Stabil, artinya dalam hal ini tercipta kondisi yang konsisten terhadap suatu hasil produksi. Namun secara menyeluruh, hal ini sangat dipengaruhi oleh beberapa faktor, seperti variasi curah hujan, serangan hama periodik, fluktuasi harga, dll.
  1. Keberlanjutan (Sustainability).
Kemampuan  agroekosistem untuk memelihara produktifitas ketika ada gangguan besar. Gangguan utama ini berkisar dari gangguan biasa seperti salinasi tanah, sampai ke yang kurang biasa dan lebih besar seperti banjir, kekeringan atau terjadinya introduksi hama baru. Aspek keberlanjutan sebenarnya mengacu pada bagaimana mempertahankan tingkat produksi tertentu dalam jangka panjang. (Marten, 1998).
Apakah pada kondisi tertentu produktivitas dapat dipertahankan dari waktu ke waktu (artinya bisa sustain). Prinsipnya,  keberlanjutan melibatkan kemampuan manajemen pertanian untuk mempertahankan fungsi agroekosistem (termasuk produksi) , meskipun proses-proses ekologi alami yang cenderung mengubah agroekosistem menuju suatu titik degradasi. Seperti dengan stabilitas, keberlanjutan (sustainability) memiliki berbagai kebijakan yang terkait dengan tindakan berbagai produktivitas. Beberapa langkah keberlanjutan bisa tinggi sementara yang lain rendah untuk agroekosistem yang sama. (Marten, 1998)
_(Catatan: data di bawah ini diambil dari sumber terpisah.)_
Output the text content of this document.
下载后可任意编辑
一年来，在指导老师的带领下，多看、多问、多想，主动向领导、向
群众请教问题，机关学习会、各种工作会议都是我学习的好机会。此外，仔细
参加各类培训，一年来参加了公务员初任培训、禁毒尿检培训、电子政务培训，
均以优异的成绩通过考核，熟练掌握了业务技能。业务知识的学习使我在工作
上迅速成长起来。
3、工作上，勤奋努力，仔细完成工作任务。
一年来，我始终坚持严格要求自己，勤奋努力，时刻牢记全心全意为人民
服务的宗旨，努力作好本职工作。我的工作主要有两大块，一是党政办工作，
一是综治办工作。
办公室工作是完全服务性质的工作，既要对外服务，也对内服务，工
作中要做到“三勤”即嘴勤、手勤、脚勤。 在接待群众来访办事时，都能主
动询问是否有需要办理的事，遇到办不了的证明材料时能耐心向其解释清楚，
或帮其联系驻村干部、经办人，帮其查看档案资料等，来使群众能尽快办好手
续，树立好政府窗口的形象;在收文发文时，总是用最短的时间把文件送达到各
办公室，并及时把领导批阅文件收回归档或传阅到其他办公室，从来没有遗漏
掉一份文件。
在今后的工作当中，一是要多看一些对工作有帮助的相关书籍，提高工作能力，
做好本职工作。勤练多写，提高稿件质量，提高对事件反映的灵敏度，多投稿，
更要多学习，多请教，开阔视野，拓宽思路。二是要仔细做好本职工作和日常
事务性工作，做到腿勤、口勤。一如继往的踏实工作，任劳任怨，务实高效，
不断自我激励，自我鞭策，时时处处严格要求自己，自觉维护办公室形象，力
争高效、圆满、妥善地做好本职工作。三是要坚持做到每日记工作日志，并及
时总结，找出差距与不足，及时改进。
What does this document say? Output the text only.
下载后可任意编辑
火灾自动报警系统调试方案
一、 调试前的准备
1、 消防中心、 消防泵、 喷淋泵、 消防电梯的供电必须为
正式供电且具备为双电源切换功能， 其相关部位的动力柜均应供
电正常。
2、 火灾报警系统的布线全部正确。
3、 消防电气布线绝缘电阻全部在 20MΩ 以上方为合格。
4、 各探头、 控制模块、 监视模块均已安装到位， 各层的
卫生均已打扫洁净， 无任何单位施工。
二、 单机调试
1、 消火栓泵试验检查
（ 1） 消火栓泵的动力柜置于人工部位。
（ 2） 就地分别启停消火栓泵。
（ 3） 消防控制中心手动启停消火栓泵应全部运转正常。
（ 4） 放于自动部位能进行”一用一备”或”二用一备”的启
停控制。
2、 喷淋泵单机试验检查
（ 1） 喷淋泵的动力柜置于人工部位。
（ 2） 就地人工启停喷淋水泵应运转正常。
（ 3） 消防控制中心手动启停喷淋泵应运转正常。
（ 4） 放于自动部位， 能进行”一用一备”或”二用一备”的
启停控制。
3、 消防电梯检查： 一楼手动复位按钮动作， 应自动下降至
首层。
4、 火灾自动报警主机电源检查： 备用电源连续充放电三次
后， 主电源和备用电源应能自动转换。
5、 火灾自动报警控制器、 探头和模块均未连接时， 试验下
  1. Pemerataan (Equitability).
Aspek Ekuitabilitas digunakan untuk menggambarkan bagaimana hasil-hasil pertanian dinikmati oleh segenap lapisan masyarakat. Contoh apabila suatu sistem usaha tani dapat dikatakan memiliki suatu ekuitabilitas atau pemerataan sosial yang tinggi apabila penduduknya memperoleh manfaat pendapatan, pangan, dan lain-lain yang cukup merata dari sumber daya yang ada. Indikatornya antara lain rata-rata keluarga petani memiliki akses lahan yang luasnya tidak terlalu berbeda atau senjang. Pemerataan biasanya diukur melalui distribusi keuntungan dan kerugian yang terkait dengan produksi barang dan jasa dari agroekosistem. (Marten, 1998).
B.        Tanah
Dalam bidang pertanian, tanah memiliki arti yang lebih khusus dan penting  sebagai media tumbuh tanaman darat.  Tanah berasal dari hasil pelapukan batuan bercampur dengan sisa bahan organik dari organisme (vegetasi atau hewan) yang hidup di atasnya atau di dalamnya.  Selain itu di dalam tanah terdapat pula udara dan air yang berasal dari hujan yang ditahan oleh tanah sehingga tidak meresap ke tempat lain.  Dalam proses pembentukan tanah, selain campuran bahan mineral dan bahan organik terbentuk pula lapisan-lapisan tanah yang disebut horizon.  Dengan demikian tanah (dalam arti pertanian) dapat didefenisikan sebagai kumpulan benda alam di permukaan bumi yang tersusun dalam horizon-horizon, terdiri dari campuran bahan mineral, bahan organik, air dan udara, dan merupakan media tumbuhnya tanaman (Hardjowigeno, 2003).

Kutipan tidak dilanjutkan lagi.